SMU Theatre Artist-in-Residence Will Power is serving as a mentor to the finalists in TeCo’s annual New Play Competition, and six SMU theatre directing students are serving as directors of the plays.

By Iris Zubair

For more than a decade, the little TeCo Theatrical Productions, located on Tyler St. in Oak Cliff, has hosted a New Play Competition. The idea, says Teresa Coleman Wash, executive artistic director of TeCo Theatrical Productions, is to showcase new talent and encourage local playwrights, helping them to hone their craft in a real world setting. This year, however, the program received a boost thanks to an unofficial collaboration between big name local institutions, national philanthropies, and the little non-profit theater in Oak Cliff.

Will Power
Will Power
On paper, Southern Methodist University, the Dallas Theater Center, and the Mellon Foundation aren’t involved with TeCo’s New Play Competition, but they are part of the story of how playwright Will Power got involved.
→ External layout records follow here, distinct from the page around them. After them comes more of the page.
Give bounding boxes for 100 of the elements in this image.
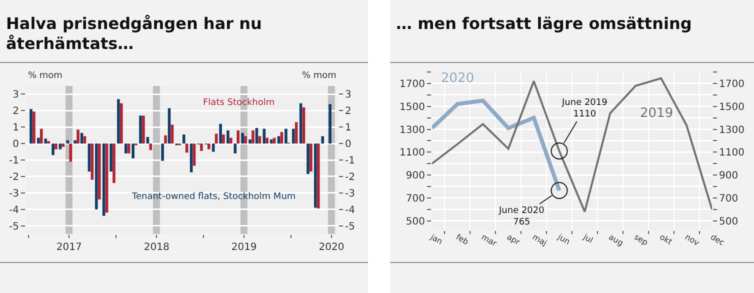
bar (270, 139, 273, 144)
bar (277, 136, 280, 144)
y-tick-label: 700 (406, 193, 425, 204)
y2-tick-label: 1500 (719, 102, 744, 113)
bar (222, 134, 225, 144)
y-tick-label: -5 (9, 221, 19, 232)
bar (200, 144, 203, 151)
bar (230, 138, 232, 144)
y-tick-label: 1500 (400, 102, 425, 113)
bar (62, 144, 65, 147)
bar (161, 144, 164, 161)
x-tick-label: aug (607, 232, 625, 248)
bar (182, 134, 186, 144)
chart-title: Halva prisnedgången har nu återhämtats… (6, 14, 263, 54)
y-tick-label: 1100 (400, 148, 425, 159)
bar (284, 128, 288, 144)
bar (310, 144, 312, 172)
y2-tick-label: -5 (345, 221, 355, 232)
x-tick-label: apr (505, 232, 522, 248)
y2-tick-label: 2 (345, 106, 352, 118)
bar (102, 144, 106, 216)
bar (328, 104, 332, 144)
bar (52, 144, 54, 156)
annotation: June 2019 1110 (561, 98, 608, 120)
bar (30, 109, 32, 144)
bar (314, 144, 317, 208)
y-tick-label: 500 (406, 216, 425, 228)
bar (117, 99, 120, 144)
bar (40, 128, 43, 144)
bar (124, 144, 128, 154)
bar (258, 136, 262, 144)
y-tick-label: 0 (12, 139, 19, 150)
y-tick-label: 1300 (400, 124, 425, 136)
bar (95, 144, 98, 210)
series-label: 2019 (640, 106, 674, 121)
y2-tick-label: 500 (719, 216, 738, 228)
x-tick-label: jun (555, 232, 572, 246)
bar (214, 134, 218, 144)
bar (241, 132, 244, 144)
bar (321, 136, 324, 144)
bar (168, 108, 171, 144)
bar (58, 144, 62, 150)
y2-tick-label: 900 (719, 170, 738, 182)
bar (76, 130, 80, 144)
y-tick-label: 3 (12, 90, 19, 101)
bar (248, 139, 252, 144)
y2-tick-label: 700 (719, 193, 738, 204)
chart-title: … men fortsatt lägre omsättning (396, 14, 692, 34)
bar (294, 122, 298, 144)
y2-tick-label: 1 (345, 122, 352, 134)
y-axis-title: % mom (28, 71, 62, 81)
bar (132, 144, 134, 158)
y2-tick-label: 0 (345, 139, 352, 150)
bar (37, 138, 40, 144)
y2-tick-label: 1700 (719, 78, 744, 90)
y2-tick-label: 3 (345, 90, 352, 101)
y-tick-label: -1 (9, 156, 19, 166)
bar (149, 144, 152, 150)
bar (316, 144, 320, 209)
x-tick-label: sep (632, 232, 650, 248)
x-tick-label: 2020 (318, 242, 344, 253)
bar (112, 144, 116, 184)
bar (226, 130, 230, 144)
y2-axis-title: % mom (302, 71, 336, 81)
bar (234, 144, 237, 154)
y-tick-label: -3 (9, 188, 19, 200)
bar (74, 140, 76, 144)
y2-tick-label: -2 (345, 172, 355, 183)
y-tick-label: 900 (406, 170, 425, 182)
bar (142, 116, 145, 144)
y-tick-label: 1 (12, 122, 19, 134)
bar (306, 144, 310, 174)
text: Flats Stockholm (203, 98, 275, 108)
bar (69, 144, 72, 162)
x-tick-label: jul (580, 232, 594, 245)
bar (236, 130, 240, 144)
bar (44, 138, 48, 144)
x-tick-label: mar (480, 232, 499, 249)
text: Tenant-owned flats, Stockholm Mum (131, 192, 296, 202)
x-tick-label: dec (709, 232, 726, 248)
y2-tick-label: -3 (345, 188, 355, 200)
x-tick-label: 2018 (144, 242, 170, 253)
x-tick-label: maj (530, 232, 548, 248)
bar (192, 144, 196, 166)
annotation: June 2020 765 (498, 206, 545, 228)
bar (54, 144, 58, 150)
x-tick-label: okt (658, 232, 674, 247)
y-tick-label: 2 (12, 106, 19, 118)
bar (98, 144, 101, 200)
bar (127, 144, 130, 154)
bar (110, 144, 112, 172)
bar (292, 128, 295, 144)
bar (244, 136, 247, 144)
bar (47, 141, 50, 144)
bar (32, 111, 36, 144)
bar (190, 144, 193, 172)
bar (164, 135, 167, 144)
y2-tick-label: 1100 (719, 148, 744, 159)
bar (120, 103, 123, 144)
bar (139, 116, 142, 144)
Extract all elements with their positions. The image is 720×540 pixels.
The San Francisco native, who has been hailed by critics as “the best verse playwright in America” and is known for bridging the gap between contemporary hip-hop and performance theater, first came to the Dallas area after he was awarded SMU’s prestigious Meadows Prize. Then, a grant from the Mellon Foundation to set up artistic residencies at regional theaters around the country created a permanent home for Power at the Dallas Theater Center. That proved serendipitous for groups like TeCo; Power is a strong community advocate and one of the things that attracted him to the region was the ability to nurture local writers.

“A big reason why I moved down to Dallas from New York is to really agitate and excite and provoke and stir up all of the amazing storytellers here,” Power says. “There’s a lot of new energy now in Dallas about the arts district and making Dallas a prominent artistic city. Part of that to me is not just having the Winspear Opera House, which is great and important. But part of it is the newer stories and being able to encourage artists to articulate what is Dallas about, what is North Texas about and getting those stories out locally and then nationally. That’s how you really become prominent as a city, when you begin to articulate what’s going on in your region to the world, not just bring in big acts.”

Power’s stay at SMU as artist-in-residence at the Meadows School of Arts eventually led him to pick up the phone and call Wash in an effort to get more involved with the New Play Competition. Wash then suggested linking SMU students to help with the project in an effort to inspire more local talent.